Team Dysfunction ...
... And if Dean Spanos acknowledges it, that must make it official.
You can draw these conclusions from the scenario that reached its end when the Chargers fired Marty Schottenheimer Monday night:
1. The one-year contract extension (with the paltry $1 million buyout) they offered Marty Schottenheimer a month ago was pure posturing, but team president Spanos and general manager A.J. Smith were caught by surprise when Schottenheimer turned it down.
2. The exodus of assistant coaches -- four of whom moved to higher-profile jobs -- exacerbated a lame duck situation that, otherwise, all parties might have been able to work through. How do you find top-notch replacements if you're offering no more than a year's worth of security?
3. The ultimate and final breakdown, according to several different reports, involved the defensive coordinator hire. A.J. supposedly wanted one of his guys -- Jason Cole of Yahoo! Sports reported that he was pushing Ted Cottrell, who is currently in the NFL office but worked in Buffalo while Smith was there. Marty, insisting that he be allowed to hire his own staff, intended to interview his brother Kurt, who is currently on Green Bay's staff. Spanos and Smith said they didn't want him to hire his brother.

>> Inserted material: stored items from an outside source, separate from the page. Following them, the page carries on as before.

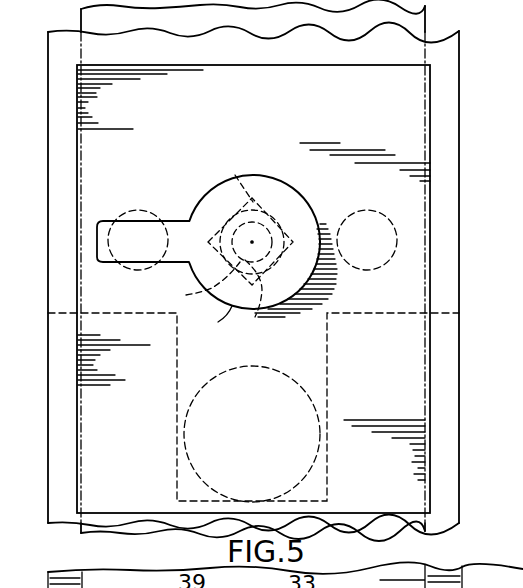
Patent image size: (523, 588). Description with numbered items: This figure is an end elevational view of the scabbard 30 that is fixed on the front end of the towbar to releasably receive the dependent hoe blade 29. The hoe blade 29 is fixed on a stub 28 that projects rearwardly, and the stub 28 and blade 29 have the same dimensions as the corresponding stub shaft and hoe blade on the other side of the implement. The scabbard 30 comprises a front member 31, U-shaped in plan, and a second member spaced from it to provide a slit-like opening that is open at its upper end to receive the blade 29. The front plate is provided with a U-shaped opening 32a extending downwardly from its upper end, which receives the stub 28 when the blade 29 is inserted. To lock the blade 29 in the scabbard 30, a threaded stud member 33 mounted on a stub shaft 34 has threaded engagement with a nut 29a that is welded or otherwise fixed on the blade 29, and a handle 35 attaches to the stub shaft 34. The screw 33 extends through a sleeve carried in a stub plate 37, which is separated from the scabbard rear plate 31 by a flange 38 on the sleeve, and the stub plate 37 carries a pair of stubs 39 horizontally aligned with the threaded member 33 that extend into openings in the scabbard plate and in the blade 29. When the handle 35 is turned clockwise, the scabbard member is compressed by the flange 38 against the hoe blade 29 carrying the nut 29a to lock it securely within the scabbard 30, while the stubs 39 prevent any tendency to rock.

The stub 28 is at (182, 437).
The hoe blade 29 is at (280, 28).
The nut 29a is at (236, 176).
The scabbard 30 is at (47, 460).
The front member 31 is at (436, 500).
The U-shaped opening 32a is at (320, 372).
The threaded stud member 33 is at (210, 288).
The stub shaft 34 is at (214, 326).
The handle 35 is at (104, 262).
The stub plate 37 is at (335, 127).
The flange 38 is at (258, 316).
The stubs 39 is at (133, 211).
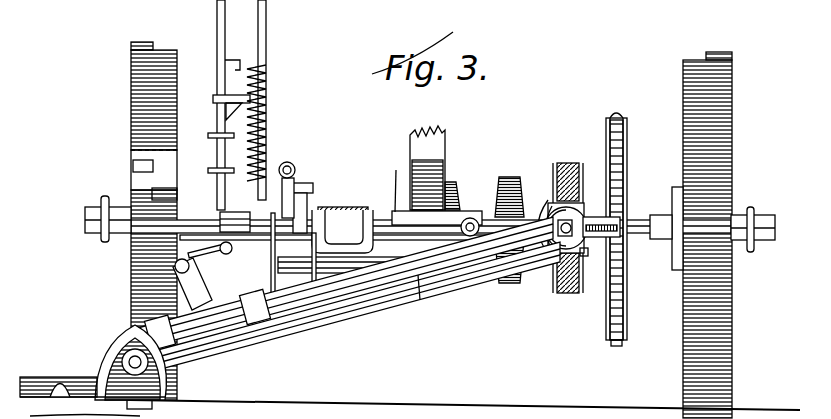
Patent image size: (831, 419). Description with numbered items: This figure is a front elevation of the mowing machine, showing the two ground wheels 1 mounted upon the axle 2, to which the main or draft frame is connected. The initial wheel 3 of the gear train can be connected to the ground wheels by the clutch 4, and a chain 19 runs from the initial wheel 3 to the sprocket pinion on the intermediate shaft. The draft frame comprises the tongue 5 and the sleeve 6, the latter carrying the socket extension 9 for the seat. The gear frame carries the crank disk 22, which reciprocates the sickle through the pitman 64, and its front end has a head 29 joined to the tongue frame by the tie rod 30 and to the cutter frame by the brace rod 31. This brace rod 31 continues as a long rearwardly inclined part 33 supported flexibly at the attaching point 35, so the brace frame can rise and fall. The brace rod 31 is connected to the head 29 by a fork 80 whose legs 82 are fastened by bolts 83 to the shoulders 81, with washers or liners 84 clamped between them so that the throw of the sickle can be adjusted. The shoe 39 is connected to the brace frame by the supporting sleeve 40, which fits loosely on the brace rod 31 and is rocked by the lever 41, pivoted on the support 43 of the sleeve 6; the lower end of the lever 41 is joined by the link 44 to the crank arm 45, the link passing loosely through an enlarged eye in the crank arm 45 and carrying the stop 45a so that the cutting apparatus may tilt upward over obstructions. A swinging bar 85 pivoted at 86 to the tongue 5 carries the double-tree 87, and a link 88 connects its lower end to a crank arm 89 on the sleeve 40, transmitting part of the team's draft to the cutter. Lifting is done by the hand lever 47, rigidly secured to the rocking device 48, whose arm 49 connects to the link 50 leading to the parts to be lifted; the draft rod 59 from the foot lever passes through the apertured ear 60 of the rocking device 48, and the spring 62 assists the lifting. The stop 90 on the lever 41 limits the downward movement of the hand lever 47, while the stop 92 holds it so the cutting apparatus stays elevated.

The ground wheel 1 is at (131, 150).
The axle 2 is at (85, 220).
The initial wheel 3 is at (620, 336).
The clutch 4 is at (674, 206).
The tongue 5 is at (358, 208).
The sleeve 6 is at (468, 213).
The socket extension 9 is at (446, 200).
The chain 19 is at (606, 313).
The crank disk 22 is at (506, 176).
The head 29 is at (601, 224).
The tie rod 30 is at (394, 179).
The brace rod 31 is at (462, 262).
The rearwardly inclined part 33 is at (393, 310).
The attaching point 35 is at (542, 268).
The shoe 39 is at (101, 398).
The supporting sleeve 40 is at (204, 318).
The lever 41 is at (217, 19).
The support 43 is at (232, 162).
The link 44 is at (131, 262).
The crank arm 45 is at (131, 297).
The stop or abutment device 45a is at (131, 280).
The hand lever 47 is at (268, 98).
The rocking device 48 is at (300, 180).
The arm 49 is at (222, 202).
The link 50 is at (275, 260).
The draft rod 59 is at (290, 175).
The ear 60 is at (283, 165).
The spring 62 is at (268, 62).
The pitman 64 is at (437, 245).
The fork 80 is at (556, 203).
The shoulders 81 is at (580, 208).
The legs 82 is at (551, 200).
The bolts 83 is at (587, 253).
The washers or liners 84 is at (566, 200).
The swinging bar or plate 85 is at (378, 308).
The pivot 86 is at (306, 200).
The double-tree 87 is at (420, 300).
The link 88 is at (293, 318).
The crank arm 89 is at (258, 343).
The stop 90 is at (240, 100).
The stop 92 is at (232, 60).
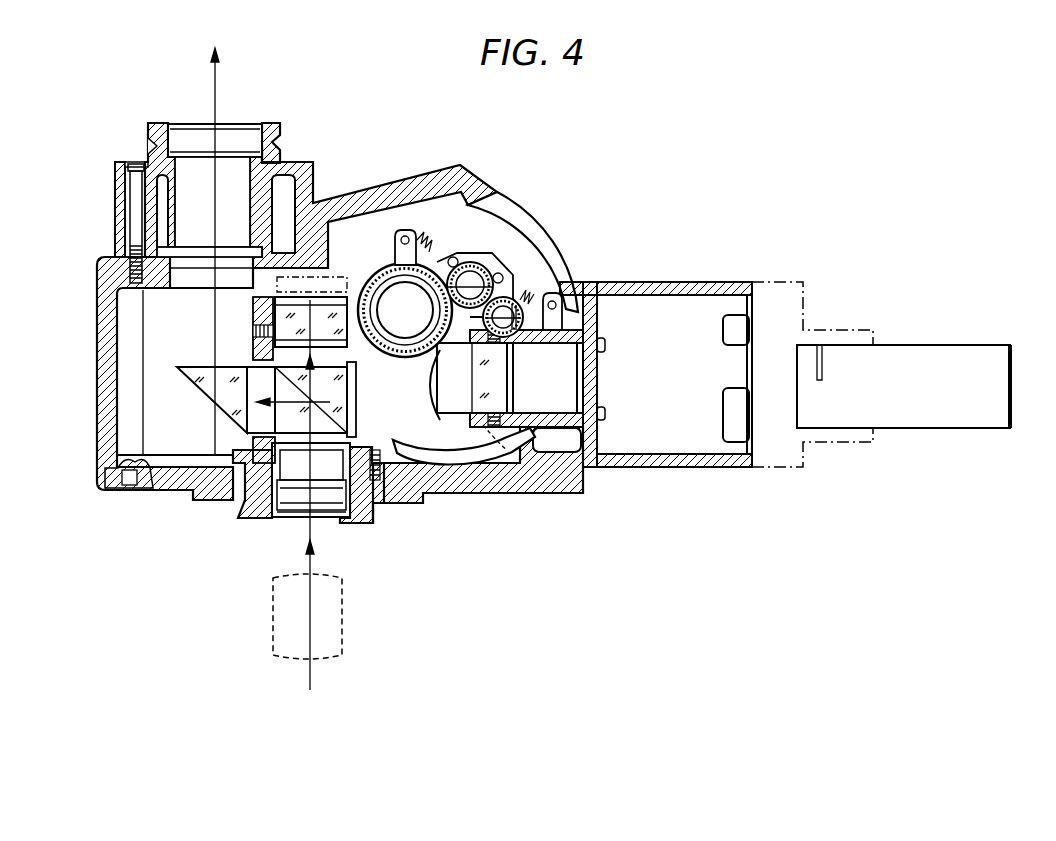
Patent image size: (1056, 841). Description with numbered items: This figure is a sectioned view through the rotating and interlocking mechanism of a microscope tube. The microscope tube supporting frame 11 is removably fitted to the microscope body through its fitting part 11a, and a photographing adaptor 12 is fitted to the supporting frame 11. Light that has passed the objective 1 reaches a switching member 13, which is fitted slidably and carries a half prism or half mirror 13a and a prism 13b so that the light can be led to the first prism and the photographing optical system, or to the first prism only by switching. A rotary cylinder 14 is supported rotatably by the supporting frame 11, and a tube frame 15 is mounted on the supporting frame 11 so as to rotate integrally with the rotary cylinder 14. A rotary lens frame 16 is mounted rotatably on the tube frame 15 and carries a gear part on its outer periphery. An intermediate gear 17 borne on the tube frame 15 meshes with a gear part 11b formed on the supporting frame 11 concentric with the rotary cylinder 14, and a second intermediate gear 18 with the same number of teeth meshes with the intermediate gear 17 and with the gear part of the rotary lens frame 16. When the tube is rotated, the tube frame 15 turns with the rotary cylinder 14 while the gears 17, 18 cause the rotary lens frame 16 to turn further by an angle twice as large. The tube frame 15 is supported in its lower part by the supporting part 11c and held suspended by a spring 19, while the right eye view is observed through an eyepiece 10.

(This was, evidently, the NFL version of "I'll hold my breath until I'm blue in the face.")
But if it wasn't this, it would have been something else. That's how fractured the relationship between coach and general manager had become.
The ultimate irony: Wade Phillips, another old Buffalo guy, probably would have been one of A.J.'s leading choices to replace Schottenheimer if they'd made the switch immediately. But it was Phillips' departure to Dallas that started the fateful chain of events.